Korzystając z sieci Wi-Fi często zdarzają się różnego rodzaju problemy z zasięgiem. Czasem nawet znajdziemy miejsca w domu czy biurze, w których zasięg kompletnie zanika, pomimo, że Wi-Fi w tym miejscu powinno działać świetnie. Jak sobie z tym poradzić?

Jak rozwiązać problemy z siecią Wi-Fi?

Takie miejsca, w których nagle zanika zasięg, to martwe strefy. Wi-Fi to tylko zwykłe fale radiowe, na które coś może negatywnie wpływać. Sygnał Wi-Fi nie jest w stanie przebić się przez takie strefy, przez co nie mamy w nich zasięgu i dostępu do Internetu. Gdy zabierzemy smartfona, tablet czy laptopa w takie miejsce, to połączenie zostanie zerwane.

Przyczyn powstania jest sporo - mogą to być grube ściany gipsowe, specyficzne przewody, urządzenia typu mikrofalówki, a także inne urządzenia Wi-Fi, nie tylko w naszym domu, ale z sąsiednich biur czy mieszkań. Jeżeli sąsiedzi mają swoje routery Wi-Fi ustawione na ten sam kanał, co my, to jest duże prawdopodobieństwo, że dojdzie do konfliktów.

Jak wykryć martwe strefy w mieszkaniu?

Nie potrzebujemy do tego żadnego specjalistycznego ekwipunku - wystarczy zwykłe urządzenie przenośne z Wi-Fi, np. smartfon lub tablet. Użytkownicy Androida mogą pobrać aplikację o nazwie Wifi Analyzer, która w bardzo szczegółowy sposób wyświetla siłę sygnalu za pomocą wskazówki. Widok ten możemy wywołać za pomocą funkcji “Miernik sygnału” po kliknięciu w ikonę z okiem.

Miernik sygnału Wi-Fi

Przechadzając się z włączoną aplikacją po biurze czy mieszkaniu możemy sprawdzić, czy źródłem problemów z sygnałem są faktycznie strefy o zmniejszonym zasięgu, czy też może problemem jest coś innego. Jeżeli nie mamy urządzenia z Androidem, to możemy pobrać program inSSIDer na laptopa. Za jego pomocą również możemy mierzyć sygnał sieci.
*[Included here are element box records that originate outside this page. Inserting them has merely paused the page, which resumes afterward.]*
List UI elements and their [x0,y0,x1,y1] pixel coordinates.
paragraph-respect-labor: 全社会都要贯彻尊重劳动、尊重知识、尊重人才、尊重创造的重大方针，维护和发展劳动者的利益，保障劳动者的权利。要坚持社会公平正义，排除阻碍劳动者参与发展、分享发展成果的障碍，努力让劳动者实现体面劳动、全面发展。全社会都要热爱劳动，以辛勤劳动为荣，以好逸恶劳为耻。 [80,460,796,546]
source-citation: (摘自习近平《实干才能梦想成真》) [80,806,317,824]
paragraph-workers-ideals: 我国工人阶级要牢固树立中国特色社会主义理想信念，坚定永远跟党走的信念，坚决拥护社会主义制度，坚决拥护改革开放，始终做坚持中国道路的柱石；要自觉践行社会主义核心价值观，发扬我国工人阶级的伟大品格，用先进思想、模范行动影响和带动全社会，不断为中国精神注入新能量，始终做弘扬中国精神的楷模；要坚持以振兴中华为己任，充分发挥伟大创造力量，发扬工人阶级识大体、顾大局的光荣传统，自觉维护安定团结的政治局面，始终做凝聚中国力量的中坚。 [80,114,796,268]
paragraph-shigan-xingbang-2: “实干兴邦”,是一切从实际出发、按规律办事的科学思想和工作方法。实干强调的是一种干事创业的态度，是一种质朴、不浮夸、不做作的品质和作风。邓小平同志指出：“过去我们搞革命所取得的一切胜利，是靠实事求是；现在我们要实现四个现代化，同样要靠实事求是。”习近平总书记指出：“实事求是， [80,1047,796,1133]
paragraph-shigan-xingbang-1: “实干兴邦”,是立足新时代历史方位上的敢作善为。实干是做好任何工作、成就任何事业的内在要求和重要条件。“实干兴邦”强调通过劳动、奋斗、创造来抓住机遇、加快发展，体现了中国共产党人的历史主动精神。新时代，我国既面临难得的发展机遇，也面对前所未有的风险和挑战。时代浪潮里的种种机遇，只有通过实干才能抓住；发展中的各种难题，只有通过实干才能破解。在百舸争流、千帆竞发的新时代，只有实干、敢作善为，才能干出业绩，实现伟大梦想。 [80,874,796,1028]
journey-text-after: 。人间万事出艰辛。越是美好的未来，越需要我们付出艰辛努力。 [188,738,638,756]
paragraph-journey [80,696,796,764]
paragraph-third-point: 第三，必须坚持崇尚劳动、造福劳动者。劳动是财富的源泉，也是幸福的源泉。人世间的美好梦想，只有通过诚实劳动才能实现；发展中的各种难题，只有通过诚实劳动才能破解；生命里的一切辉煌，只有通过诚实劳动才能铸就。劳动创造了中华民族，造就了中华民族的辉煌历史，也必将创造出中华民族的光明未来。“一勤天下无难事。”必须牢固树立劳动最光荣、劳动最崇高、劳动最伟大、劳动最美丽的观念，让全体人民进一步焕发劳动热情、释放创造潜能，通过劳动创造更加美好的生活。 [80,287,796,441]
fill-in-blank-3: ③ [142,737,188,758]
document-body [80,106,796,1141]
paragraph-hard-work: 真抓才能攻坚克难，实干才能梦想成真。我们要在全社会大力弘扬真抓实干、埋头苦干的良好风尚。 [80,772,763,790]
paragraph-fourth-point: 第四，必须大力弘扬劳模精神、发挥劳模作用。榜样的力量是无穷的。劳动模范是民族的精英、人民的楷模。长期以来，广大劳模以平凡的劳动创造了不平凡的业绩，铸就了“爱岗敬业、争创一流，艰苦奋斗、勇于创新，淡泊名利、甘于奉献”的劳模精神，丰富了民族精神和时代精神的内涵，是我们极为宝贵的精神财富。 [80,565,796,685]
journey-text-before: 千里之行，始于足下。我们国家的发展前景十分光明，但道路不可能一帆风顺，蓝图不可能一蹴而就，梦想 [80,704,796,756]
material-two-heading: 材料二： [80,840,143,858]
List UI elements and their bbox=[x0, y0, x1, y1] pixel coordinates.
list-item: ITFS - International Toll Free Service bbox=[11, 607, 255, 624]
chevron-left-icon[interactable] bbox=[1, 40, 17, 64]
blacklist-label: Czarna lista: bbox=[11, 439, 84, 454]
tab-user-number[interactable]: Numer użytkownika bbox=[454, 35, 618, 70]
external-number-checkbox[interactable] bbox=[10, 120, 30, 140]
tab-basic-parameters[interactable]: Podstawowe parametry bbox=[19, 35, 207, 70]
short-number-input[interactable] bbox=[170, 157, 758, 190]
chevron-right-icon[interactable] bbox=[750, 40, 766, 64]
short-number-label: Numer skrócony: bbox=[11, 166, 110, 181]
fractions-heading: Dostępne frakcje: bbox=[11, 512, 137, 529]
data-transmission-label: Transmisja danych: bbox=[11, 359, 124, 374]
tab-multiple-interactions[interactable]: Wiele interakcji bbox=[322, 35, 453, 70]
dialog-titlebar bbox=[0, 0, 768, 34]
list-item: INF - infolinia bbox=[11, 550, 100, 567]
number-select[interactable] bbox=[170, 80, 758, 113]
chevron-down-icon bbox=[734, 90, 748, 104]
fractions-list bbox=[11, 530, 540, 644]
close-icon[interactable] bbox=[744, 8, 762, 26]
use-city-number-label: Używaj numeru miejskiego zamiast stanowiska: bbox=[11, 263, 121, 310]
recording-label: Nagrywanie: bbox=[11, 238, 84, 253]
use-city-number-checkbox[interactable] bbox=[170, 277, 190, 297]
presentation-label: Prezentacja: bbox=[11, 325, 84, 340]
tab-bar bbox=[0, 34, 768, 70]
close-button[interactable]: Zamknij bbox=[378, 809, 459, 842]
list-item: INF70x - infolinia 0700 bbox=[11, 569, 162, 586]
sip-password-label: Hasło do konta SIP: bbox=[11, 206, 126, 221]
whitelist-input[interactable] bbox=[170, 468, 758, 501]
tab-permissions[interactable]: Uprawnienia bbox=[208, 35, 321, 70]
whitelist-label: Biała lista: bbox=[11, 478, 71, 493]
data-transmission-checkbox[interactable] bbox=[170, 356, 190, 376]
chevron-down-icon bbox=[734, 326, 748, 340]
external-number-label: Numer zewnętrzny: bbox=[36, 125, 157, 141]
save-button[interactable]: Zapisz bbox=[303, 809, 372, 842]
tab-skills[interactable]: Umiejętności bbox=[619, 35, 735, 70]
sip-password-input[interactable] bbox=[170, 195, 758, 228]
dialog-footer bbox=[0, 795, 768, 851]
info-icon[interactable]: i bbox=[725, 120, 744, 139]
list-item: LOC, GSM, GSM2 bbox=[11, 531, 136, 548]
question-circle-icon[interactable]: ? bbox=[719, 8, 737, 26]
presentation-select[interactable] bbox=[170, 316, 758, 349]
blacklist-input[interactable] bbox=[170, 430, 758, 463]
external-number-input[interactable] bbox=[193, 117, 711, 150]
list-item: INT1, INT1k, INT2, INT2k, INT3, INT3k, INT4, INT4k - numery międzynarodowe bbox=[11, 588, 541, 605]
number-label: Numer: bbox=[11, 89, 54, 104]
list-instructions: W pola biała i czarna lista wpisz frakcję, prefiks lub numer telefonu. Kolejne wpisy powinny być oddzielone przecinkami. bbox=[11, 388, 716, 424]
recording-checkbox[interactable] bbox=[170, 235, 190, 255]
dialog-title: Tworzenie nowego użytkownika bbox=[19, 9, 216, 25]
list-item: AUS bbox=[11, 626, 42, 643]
Jak sobie poradzić z problemami z Wi-Fi?

Zarówno z martwymi strefami, jak i z innymi problemami z siecią (np. ogólnie niskim zasięgiem Wi-Fi bez względu na miejsce) możemy walczyć na różne sposoby. Niestety, nie ma jednej, cudownej metody, która rozwiąże wszystkie problemy (chyba, że po prostu porzucimy Wi-Fi na rzecz połączenia kablowego).

  • Przestaw router - jeżeli router stoi w jednym końcu mieszkania, a brak sieci występuje dokładnie po drugiej stronie, to warto pójść na kompromis i postarać się ustawić router w bardziej centralnym miejscu, tak, aby zasięg docierał do wszystkich pomieszczeń.
  • Dopasuj antenę - upewnij się, że antena w routerze ustawiona jest pionowo, a nie horyzontalnie. Ukierunkowanie jej w stronę pomieszczenia nic nie da, a wręcz pogorszy sprawę. Najlepszy sygnał uzyskamy, gdy antena ustawiona jest pionowo. Opcjonalnie możemy zakupić (np. na Allegro) antenę o mocniejszej sile. Są one uniwersalne i pasują do każdego routera, a ich koszt wynosi kilkanaście złotych.
  • Usuń urządzenia, które przeszkadzają w pracy routera - jeżeli router stoi obok mikrofalówki, metalowej szafy czy nawet akwarium, to warto go ustawić w takim miejscu, aby tego typu rzeczy stały od niego jak najdalej.
  • Zmień kanał sieci Wi-Fi - każda sieć nadaje na jednym z trzynasu dostępnych kanałów. Za pomocą wspomnianego programu inSSIDer możemy przeskanować sieci w pobliżu i sprawdzić, na których kanałach nadają, po czym wejść w ustawienia Wi-Fi na routerze i zmienić kanał naszej sieci na inny.
  • Zmień sprzęt sieciowy z technologii “G” na “N” - wiele domowych sieci bezprzewodowych wciąż działa w standardzie 802.11g. Dobrze byłoby (jeśli nie teraz to przy następnym zakupie) zwrócić szczególną uwagę na to, aby zarówno karty sieciowe w komputerze jak i sam router miały możliwość nadawania i odbierania  sygnału w standardzie 802.11n, który jest znacznie szybszy.
  • Wzmocnij sygnał za pomocą tzw. repeatera - jeśli nic nie pomoże, to zawsze możemy dokupić dodatkowe urządzenie, które wzmocni nasz sygnał. Takie urządzenia nosza nazwę repeaterów i znacznie rozszerzają zasięg sygnału. Istnieje także możliwość użycia drugiego routera w formie repeatera, o czym pisaliśmy w naszym tekście “Jak skutecznie wzmocnić sygnał sieci Wi-Fi”.

Niestety, wszystkie rozwiązania wymagają od nas albo drobnego przemeblowania, albo sięgnięcia po gotówkę do kieszeni w celu wymiany lub zakupu dodatkowych urządzeń. Wszystko jednak zależy od indywidualnej sytuacji, gdyż na zasięg sieci ma wpływ mnóstwo z pozoru drobnych rzeczy. Czasem wystarczy po prostu przemieścić router w inne miejsce.